Escrito por Slavoj Zizek
Embora eu seja por mais de uma década um firme apoiador de Evo
Morales, devo admitir que, depois de ter lido sobre a confusão que se
seguiu a controversa vitória eleitoral de Morales, fiquei mergulhado em
dúvidas… Teria ele também sucumbido à tentação autoritária, como ocorreu
com muitos esquerdistas radicais no poder? Contudo, depois de um ou
dois dias, as coisas logo ficaram claras.

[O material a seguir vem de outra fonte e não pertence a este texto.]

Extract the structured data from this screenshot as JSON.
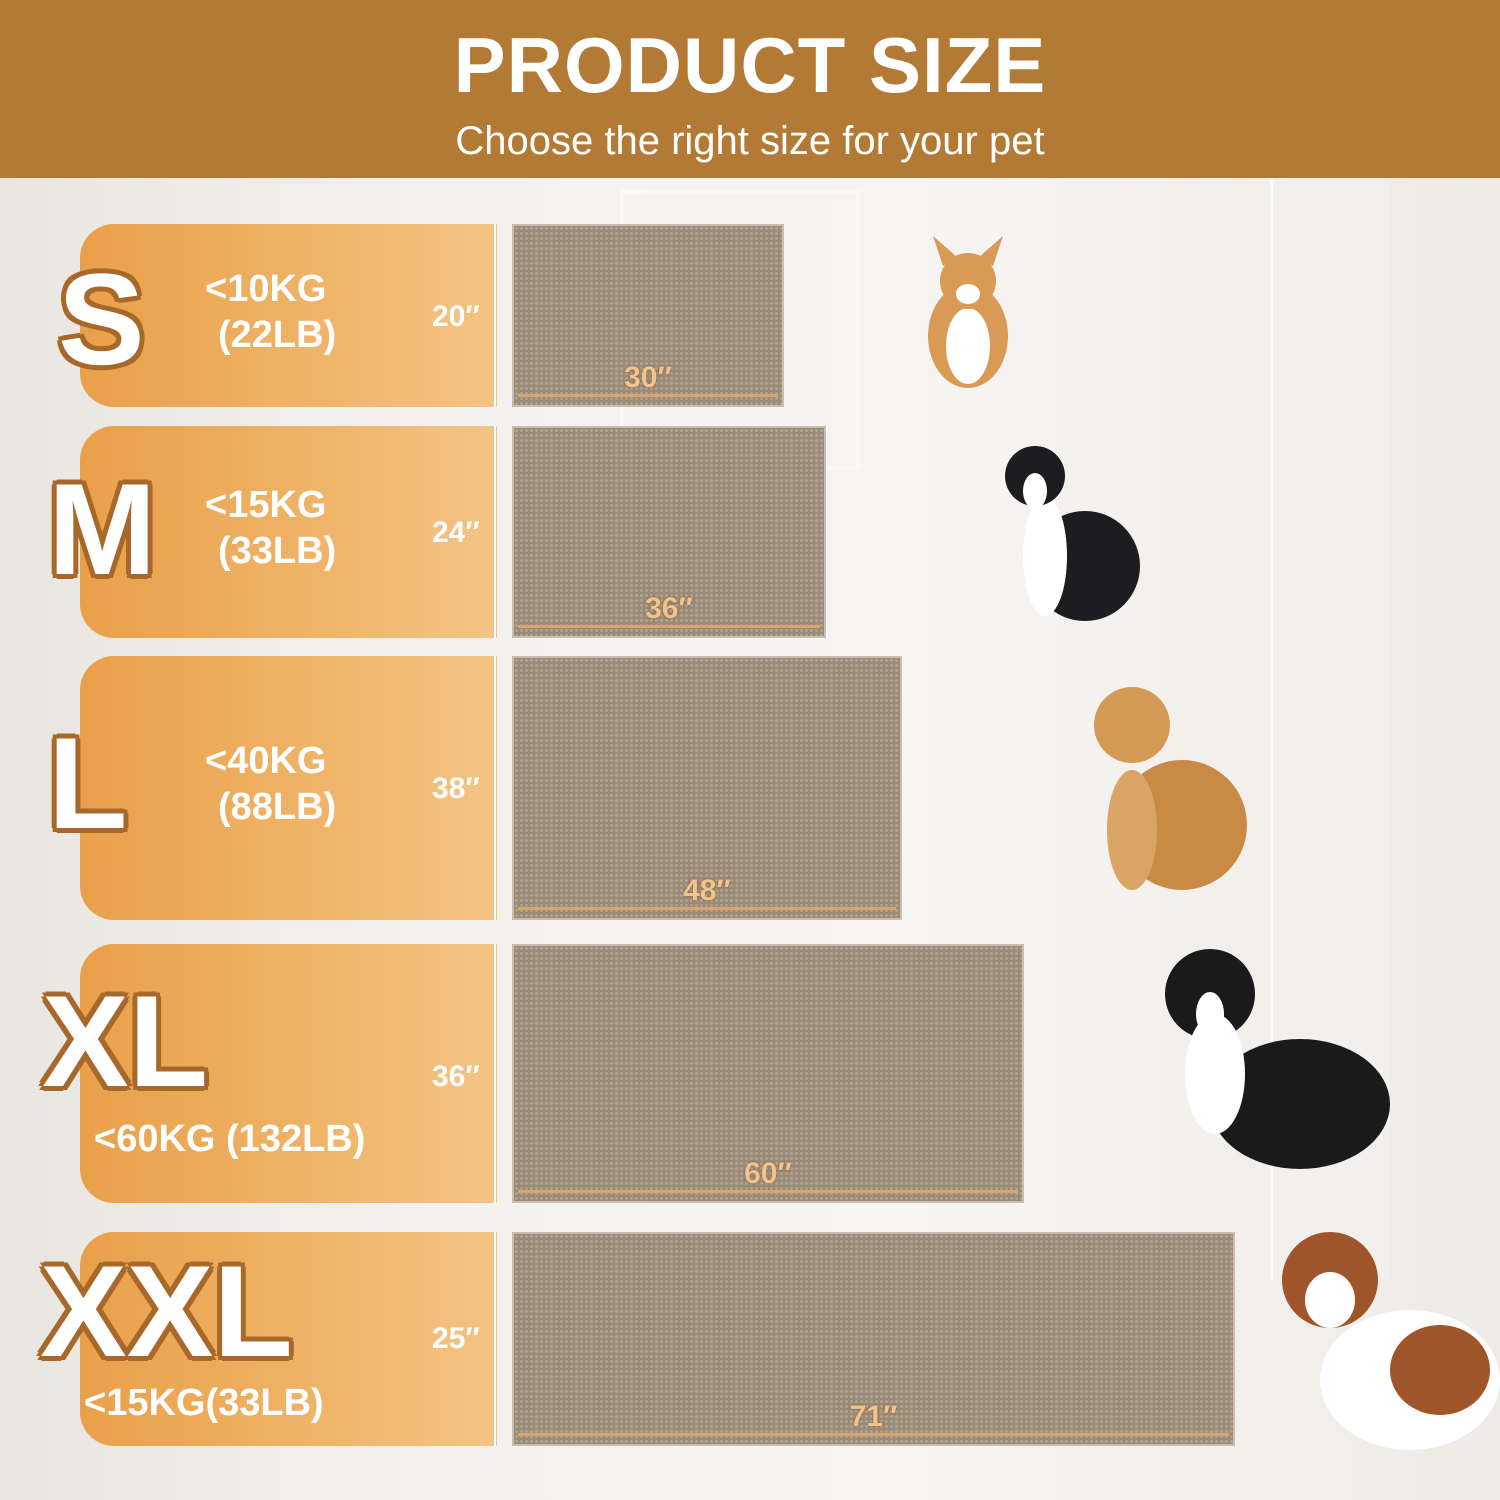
{
  "header": {
    "title": "PRODUCT SIZE",
    "subtitle": "Choose the right size for your pet"
  },
  "colors": {
    "header": "#b27a35",
    "panel": "#efb56a",
    "mat": "#9a8a78"
  },
  "sizes": [
    {
      "label": "S",
      "weight_kg": "<10KG",
      "weight_lb": "(22LB)",
      "height": "20″",
      "width": "30″",
      "dog": "corgi"
    },
    {
      "label": "M",
      "weight_kg": "<15KG",
      "weight_lb": "(33LB)",
      "height": "24″",
      "width": "36″",
      "dog": "border-collie"
    },
    {
      "label": "L",
      "weight_kg": "<40KG",
      "weight_lb": "(88LB)",
      "height": "38″",
      "width": "48″",
      "dog": "golden-retriever"
    },
    {
      "label": "XL",
      "weight": "<60KG (132LB)",
      "height": "36″",
      "width": "60″",
      "dog": "bernese-mountain-dog"
    },
    {
      "label": "XXL",
      "weight": "<15KG(33LB)",
      "height": "25″",
      "width": "71″",
      "dog": "saint-bernard"
    }
  ]
}
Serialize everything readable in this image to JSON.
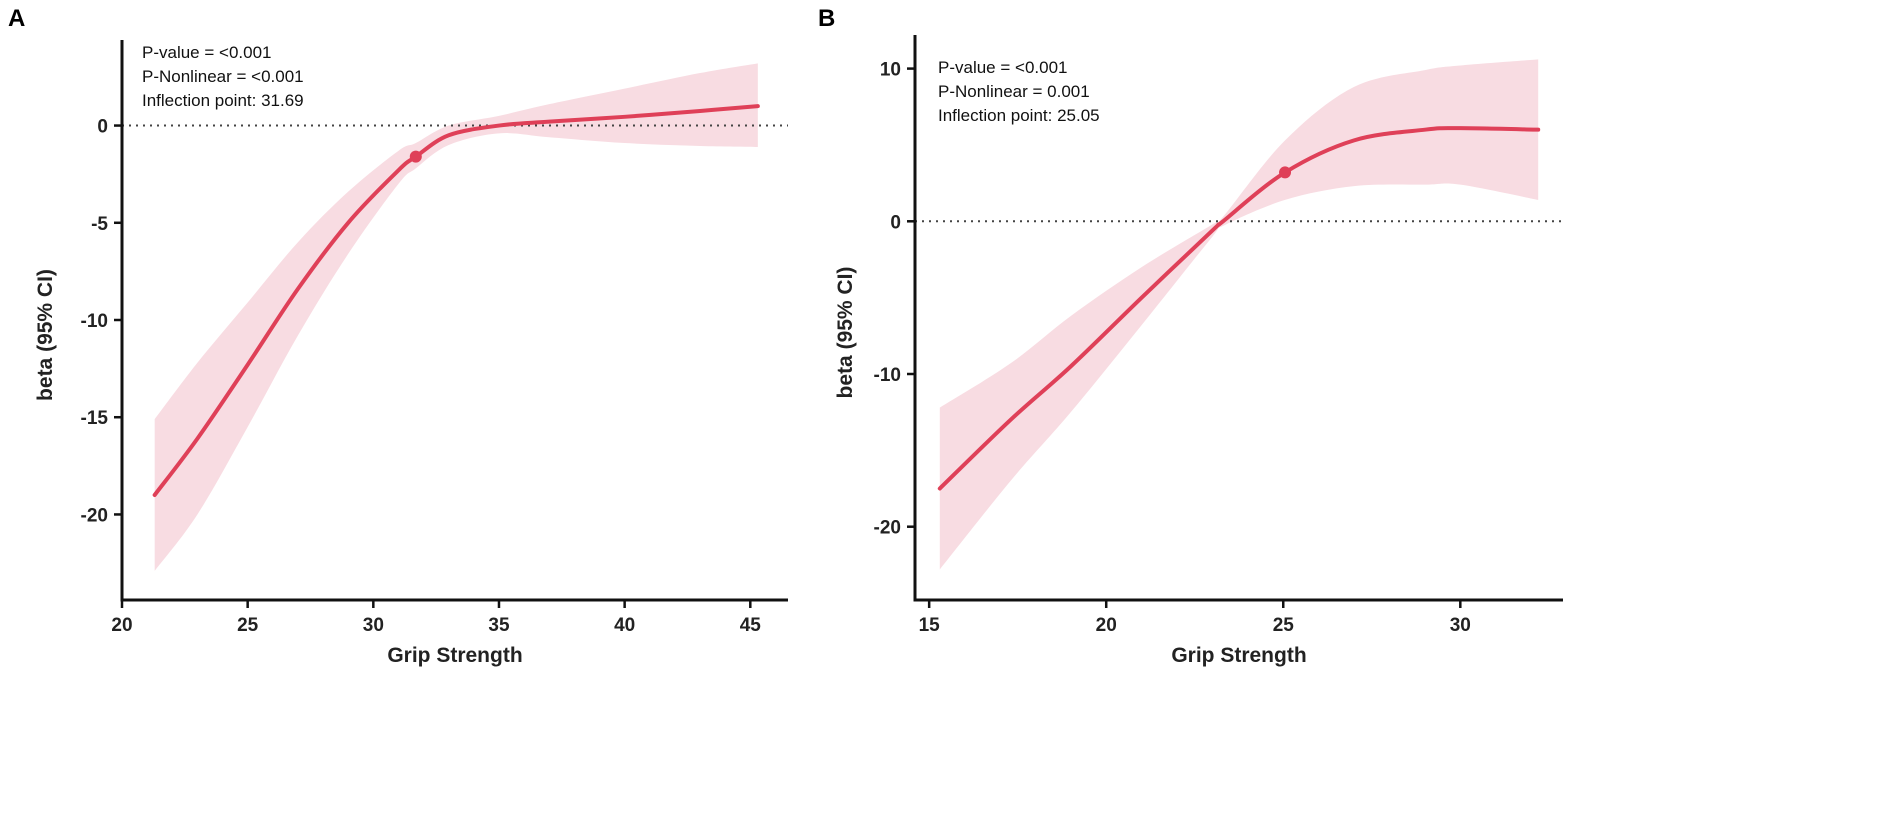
{
  "chart_data": [
    {
      "type": "line",
      "panel_label": "A",
      "xlabel": "Grip Strength",
      "ylabel": "beta (95% CI)",
      "xlim": [
        20,
        46.5
      ],
      "ylim": [
        -24.4,
        4.4
      ],
      "xticks": [
        20,
        25,
        30,
        35,
        40,
        45
      ],
      "xtick_labels": [
        "20",
        "25",
        "30",
        "35",
        "40",
        "45"
      ],
      "yticks": [
        0,
        -5,
        -10,
        -15,
        -20
      ],
      "ytick_labels": [
        "0",
        "-5",
        "-10",
        "-15",
        "-20"
      ],
      "reference_line_y": 0,
      "annotations": [
        "P-value = <0.001",
        "P-Nonlinear = <0.001",
        "Inflection point: 31.69"
      ],
      "inflection_point": {
        "x": 31.69,
        "y": -1.6
      },
      "series": [
        {
          "name": "beta",
          "x": [
            21.3,
            23,
            25,
            27,
            29,
            31,
            31.69,
            33,
            35,
            37,
            40,
            43,
            45.3
          ],
          "y": [
            -19.0,
            -16.1,
            -12.3,
            -8.4,
            -5.0,
            -2.3,
            -1.6,
            -0.5,
            0.0,
            0.2,
            0.45,
            0.75,
            1.0
          ],
          "lower": [
            -22.9,
            -20.0,
            -15.5,
            -10.8,
            -6.6,
            -3.0,
            -2.2,
            -1.0,
            -0.4,
            -0.6,
            -0.9,
            -1.05,
            -1.1
          ],
          "upper": [
            -15.1,
            -12.2,
            -9.1,
            -6.0,
            -3.4,
            -1.3,
            -0.9,
            0.0,
            0.5,
            1.1,
            1.9,
            2.7,
            3.2
          ]
        }
      ]
    },
    {
      "type": "line",
      "panel_label": "B",
      "xlabel": "Grip Strength",
      "ylabel": "beta (95% CI)",
      "xlim": [
        14.6,
        32.9
      ],
      "ylim": [
        -24.8,
        12.2
      ],
      "xticks": [
        15,
        20,
        25,
        30
      ],
      "xtick_labels": [
        "15",
        "20",
        "25",
        "30"
      ],
      "yticks": [
        10,
        0,
        -10,
        -20
      ],
      "ytick_labels": [
        "10",
        "0",
        "-10",
        "-20"
      ],
      "reference_line_y": 0,
      "annotations": [
        "P-value = <0.001",
        "P-Nonlinear = 0.001",
        "Inflection point: 25.05"
      ],
      "inflection_point": {
        "x": 25.05,
        "y": 3.2
      },
      "series": [
        {
          "name": "beta",
          "x": [
            15.3,
            17.3,
            19,
            21,
            23,
            23.3,
            25.05,
            27,
            29,
            30,
            32.2
          ],
          "y": [
            -17.5,
            -13.0,
            -9.5,
            -5.0,
            -0.6,
            0.0,
            3.2,
            5.3,
            6.0,
            6.1,
            6.0
          ],
          "lower": [
            -22.8,
            -17.0,
            -12.5,
            -6.8,
            -1.0,
            -0.3,
            1.4,
            2.3,
            2.4,
            2.4,
            1.4
          ],
          "upper": [
            -12.2,
            -9.3,
            -6.2,
            -3.0,
            -0.2,
            0.3,
            5.3,
            8.8,
            9.9,
            10.2,
            10.6
          ]
        }
      ]
    }
  ]
}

Brandindo uma enorme Bíblia encadernada em couro e autoproclamando-se presidente interina da Bolívia, Jeanine Añez, a segunda vice-presidente
do Senado declarou: “A Bíblia retornou ao palácio do governo.” E
emendou: “Queremos ser uma ferramenta democrática de inclusão e
unidade”. O recém-empossado gabinete de transição, contudo, não continha
uma única pessoa indígena. E isso já diz tudo. Embora a maioria da
população da Bolívia seja composta de indígenas ou mestiços, até a
ascensão de Morales esses setores eram efetivamente excluídos da vida
política, reduzidos à maioria silenciosa daqueles que fazem seu trabalho
sujo nas sombras. O que aconteceu com Morales foi o despertar político
dessa maioria silenciosa que não se enquadrava na rede de relações
capitalistas. Não eram ainda proletários no sentido moderno, permaneciam
imersos em suas identidades sociais tribais pré-modernas – foi assim
que Álvaro García Linera, o vice de Morales, descreveu a situação:
“Na Bolívia, a comida era produzida por agricultores indígenas, edifícios e casas eram construídas por trabalhadores indígenas, as ruas eram limpas por pessoas indígenas, e a elite e as classes médias encarregavam a elas o cuidado de seus filhos. No entanto, a esquerda tradicional parecia cega para isso e se ocupava somente com trabalhadores na grande indústria, dando pouca atenção à identidade étnica desses sujeitos.”Álvaro Garcia Linera, em entrevista a Marcello Musto para a Truth Out, 9 nov. 2019.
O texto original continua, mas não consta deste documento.